Son günlerde Eskişehir'den gelen haberler, bölgenin içinde bulunduğu kuraklık tehlikesini gözler önüne seriyor. Musaözü Göleti'nde su seviyesinin düşmesi ve Çifteler ilçesindeki Sakaryabaşı Nehri'nin kurumaya yüz tutması, sadece bölge halkını değil, geleceğimizi de yakından ilgilendiren bir sorun.
Dün Musaözü Göleti'ni ziyaret etme fırsatım oldu. Gördüğüm manzara karşısında derin bir endişeye kapıldım. Göletin etrafındaki topraklar çatlamış, suların çekildiği yerlerde balçık adacıkları oluşmuştu. Suyun ne kadar azaldığını bizzat şahit oldum. Göletin derinliklerinde eskiden olduğu gibi bereketli bir yaşam belirtisi yoktu.
Bölgedeki çiftçilerle de görüştüm. Hepsinin yüzünde derin bir endişe ve umutsuzluk vardı. "Bu sene mahsul alamayacağız galiba" dedi Mehmet Amca. "30 yıldır bu topraklarda çiftçilik yapıyorum böyle bir kuraklık görmedim. Ekilecek tohumumuz, sulayacak suyumuz yok."
Gerçekten de durum içler acısı. Eğer önlem alınmazsa önümüzdeki yıllar da üretimin dibe vurması ve kıtlık yaşanması kaçınılmaz.
Bu noktada, Çifteler'de dünyaca ünlü piyanist Evgeny Grinko'nun su kaynaklarını koruma çağrısı umut verici bir gelişme. Böylesi önemli bir soruna uluslararası kamuoyunun dikkatini çekmek, ancak sanatın gücüyle mümkün olabilir. Sanatçıların yanı sıra siyasetçilerin, iş insanlarının ve sivil toplum kuruluşlarının da bu mücadeleye destek olması şart.
Peki bizler ne yapabiliriz?
Her şeyden önce israftan kaçınmalıyız.
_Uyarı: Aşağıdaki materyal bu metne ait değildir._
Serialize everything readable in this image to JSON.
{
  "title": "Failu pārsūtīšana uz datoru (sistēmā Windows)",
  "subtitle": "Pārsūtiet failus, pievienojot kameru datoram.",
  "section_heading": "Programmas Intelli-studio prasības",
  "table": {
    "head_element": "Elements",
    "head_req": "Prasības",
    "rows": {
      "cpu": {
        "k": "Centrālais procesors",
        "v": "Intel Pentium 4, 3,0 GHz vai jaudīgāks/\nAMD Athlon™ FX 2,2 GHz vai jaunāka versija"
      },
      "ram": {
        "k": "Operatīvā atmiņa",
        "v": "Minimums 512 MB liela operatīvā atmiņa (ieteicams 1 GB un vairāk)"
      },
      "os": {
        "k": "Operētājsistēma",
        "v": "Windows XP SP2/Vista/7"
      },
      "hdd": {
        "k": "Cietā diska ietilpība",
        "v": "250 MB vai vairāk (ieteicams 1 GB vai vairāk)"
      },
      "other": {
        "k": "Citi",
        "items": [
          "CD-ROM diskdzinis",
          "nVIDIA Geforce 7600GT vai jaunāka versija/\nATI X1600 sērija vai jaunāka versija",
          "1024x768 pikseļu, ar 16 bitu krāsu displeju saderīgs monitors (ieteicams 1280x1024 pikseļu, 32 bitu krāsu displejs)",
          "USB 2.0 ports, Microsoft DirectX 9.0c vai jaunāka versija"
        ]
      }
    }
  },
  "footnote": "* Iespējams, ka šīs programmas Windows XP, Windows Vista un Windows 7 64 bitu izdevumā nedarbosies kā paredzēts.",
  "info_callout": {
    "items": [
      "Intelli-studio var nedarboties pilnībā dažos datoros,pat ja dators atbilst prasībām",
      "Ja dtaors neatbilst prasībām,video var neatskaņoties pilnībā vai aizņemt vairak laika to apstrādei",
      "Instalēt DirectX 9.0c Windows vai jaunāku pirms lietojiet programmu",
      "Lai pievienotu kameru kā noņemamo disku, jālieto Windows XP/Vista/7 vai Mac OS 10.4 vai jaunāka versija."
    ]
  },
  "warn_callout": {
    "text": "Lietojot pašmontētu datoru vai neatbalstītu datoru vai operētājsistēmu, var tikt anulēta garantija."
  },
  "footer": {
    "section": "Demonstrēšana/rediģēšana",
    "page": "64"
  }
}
Gereksiz yere muslukları açık bırakmak, uzun duşlar almak, arabaları sürekli yıkamak gibi su tüketimini artıran davranışlardan vazgeçmeliyiz. Tarımda, endüstride ve günlük hayatta su tasarrufu sağlayan teknolojileri desteklemeli ve teşvik etmeliyiz.
Ancak, asıl önemli olan zihinsel bir dönüşüm yaşamamız. Doğayı sınırsız bir kaynak olarak değil, geleceğe emanet edilmiş bir hazine olarak görmeliyiz. Çocuklarımıza da bu bilinçle yetiştirmeli, onlara doğa sevgisini ve çevre duyarlılığını küçük yaşta aşılamalıyız.
Eskişehir'deki kuraklık, sadece bölgesel bir sorun değil, küresel iklim krizinin bir yansıması. Dünyanın dört bir yanında benzer felaketler yaşanıyor. Avustralya'da orman yangınları, Kaliforniya'da seller, Arktik'te buzulların erimesi... Hepsi birbiriyle bağlantılı ve hepsi bizi bekleyen kaderden bir kesit.
O halde vakit kaybetmeden harekete geçmeli, kişisel ve toplumsal olarak üzerimize düşen sorumlulukları yerine getirmeliyiz.
Suyumuzu, toprağımızı, havamızı; kısacası hayatımızı korumak için radikal değişimlere ihtiyacımız var. Bunu başarabilirsek, sadece Eskişehir değil tüm dünya için umut dolu bir gelecek mümkün olabilir.